Meng Hongying, Bianchi-Berthouze Nadia, Deng Yangdong, Cheng Jinkuang, Cosmas John P
IEEE Trans Cybern. 2016 Apr;46(4):916-29. doi: 10.1109/TCYB.2015.2418092. Epub 2015 Apr 21.
Automatic continuous affective state prediction from naturalistic facial expression is a very challenging research topic but very important in human-computer interaction. One of the main challenges is modeling the dynamics that characterize naturalistic expressions. In this paper, a novel two-stage automatic system is proposed to continuously predict affective dimension values from facial expression videos. In the first stage, traditional regression methods are used to classify each individual video frame, while in the second stage, a time-delay neural network (TDNN) is proposed to model the temporal relationships between consecutive predictions. The two-stage approach separates the emotional state dynamics modeling from an individual emotional state prediction step based on input features. In doing so, the temporal information used by the TDNN is not biased by the high variability between features of consecutive frames and allows the network to more easily exploit the slow changing dynamics between emotional states. The system was fully tested and evaluated on three different facial expression video datasets. Our experimental results demonstrate that the use of a two-stage approach combined with the TDNN to take into account previously classified frames significantly improves the overall performance of continuous emotional state estimation in naturalistic facial expressions. The proposed approach has won the affect recognition sub-challenge of the Third International Audio/Visual Emotion Recognition Challenge.

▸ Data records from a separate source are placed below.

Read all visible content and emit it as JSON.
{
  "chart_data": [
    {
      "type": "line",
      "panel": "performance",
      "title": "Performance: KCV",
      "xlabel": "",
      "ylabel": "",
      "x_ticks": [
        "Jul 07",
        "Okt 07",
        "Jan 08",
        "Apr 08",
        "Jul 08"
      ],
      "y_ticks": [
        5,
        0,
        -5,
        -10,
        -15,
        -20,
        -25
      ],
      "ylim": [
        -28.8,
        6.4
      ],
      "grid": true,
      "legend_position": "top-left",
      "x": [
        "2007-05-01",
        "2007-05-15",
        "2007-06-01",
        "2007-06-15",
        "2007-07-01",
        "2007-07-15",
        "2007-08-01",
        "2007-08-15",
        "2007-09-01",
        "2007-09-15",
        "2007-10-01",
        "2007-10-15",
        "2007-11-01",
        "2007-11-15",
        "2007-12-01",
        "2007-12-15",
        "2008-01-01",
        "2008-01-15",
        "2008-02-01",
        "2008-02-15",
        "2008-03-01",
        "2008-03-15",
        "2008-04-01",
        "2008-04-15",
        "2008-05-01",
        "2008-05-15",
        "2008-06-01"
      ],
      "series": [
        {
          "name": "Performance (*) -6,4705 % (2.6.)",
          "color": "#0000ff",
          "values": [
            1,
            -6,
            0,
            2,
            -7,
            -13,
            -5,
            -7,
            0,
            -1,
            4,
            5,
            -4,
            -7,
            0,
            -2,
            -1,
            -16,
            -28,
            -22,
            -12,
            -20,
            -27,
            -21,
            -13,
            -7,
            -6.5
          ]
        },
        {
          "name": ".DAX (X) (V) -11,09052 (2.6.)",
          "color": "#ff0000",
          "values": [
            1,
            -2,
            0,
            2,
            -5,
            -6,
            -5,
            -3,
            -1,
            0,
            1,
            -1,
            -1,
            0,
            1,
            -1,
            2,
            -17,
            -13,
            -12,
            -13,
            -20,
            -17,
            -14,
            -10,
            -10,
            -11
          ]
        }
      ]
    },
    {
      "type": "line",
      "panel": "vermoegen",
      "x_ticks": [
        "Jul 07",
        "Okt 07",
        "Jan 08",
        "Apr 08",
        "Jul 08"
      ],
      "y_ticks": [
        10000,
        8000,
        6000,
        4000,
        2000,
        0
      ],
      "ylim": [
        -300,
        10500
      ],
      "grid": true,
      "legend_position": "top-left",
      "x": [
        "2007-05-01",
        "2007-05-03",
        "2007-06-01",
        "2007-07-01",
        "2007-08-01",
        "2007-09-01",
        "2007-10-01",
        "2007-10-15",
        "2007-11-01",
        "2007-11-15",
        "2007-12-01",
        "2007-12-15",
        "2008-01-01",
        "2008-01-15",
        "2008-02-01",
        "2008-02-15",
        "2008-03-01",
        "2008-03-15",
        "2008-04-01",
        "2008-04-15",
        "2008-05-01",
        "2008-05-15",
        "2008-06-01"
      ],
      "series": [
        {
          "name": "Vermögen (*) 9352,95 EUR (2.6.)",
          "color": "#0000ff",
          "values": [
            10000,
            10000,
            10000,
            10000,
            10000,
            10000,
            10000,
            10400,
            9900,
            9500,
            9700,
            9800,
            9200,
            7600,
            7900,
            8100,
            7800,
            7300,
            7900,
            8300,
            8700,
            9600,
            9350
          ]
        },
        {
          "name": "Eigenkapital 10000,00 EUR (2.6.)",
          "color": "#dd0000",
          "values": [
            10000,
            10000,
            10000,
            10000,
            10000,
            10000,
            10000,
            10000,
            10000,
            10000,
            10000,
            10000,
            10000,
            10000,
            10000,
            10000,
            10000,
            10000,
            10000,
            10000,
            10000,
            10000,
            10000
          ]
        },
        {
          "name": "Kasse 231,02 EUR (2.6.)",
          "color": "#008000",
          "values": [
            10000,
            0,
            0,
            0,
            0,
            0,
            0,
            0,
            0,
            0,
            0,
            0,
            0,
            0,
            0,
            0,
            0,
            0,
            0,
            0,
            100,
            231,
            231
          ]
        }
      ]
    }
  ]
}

从自然主义面部表情中自动连续预测情感状态是一个极具挑战性的研究课题,但在人机交互中却非常重要。主要挑战之一是对表征自然主义表情的动态变化进行建模。本文提出了一种新颖的两阶段自动系统,用于从面部表情视频中连续预测情感维度值。在第一阶段,使用传统回归方法对每个视频帧进行分类,而在第二阶段,提出了一种时延神经网络(TDNN)来对连续预测之间的时间关系进行建模。这种两阶段方法将情感状态动态建模与基于输入特征的个体情感状态预测步骤分离开来。这样一来,TDNN使用的时间信息不会受到连续帧特征之间高变异性的影响,从而使网络能够更轻松地利用情感状态之间缓慢变化的动态信息。该系统在三个不同的面部表情视频数据集上进行了全面测试和评估。我们的实验结果表明,采用两阶段方法并结合TDNN来考虑先前分类的帧,显著提高了自然主义面部表情中连续情感状态估计的整体性能。所提出的方法在第三届国际视听情感识别挑战赛的情感识别子挑战中获胜。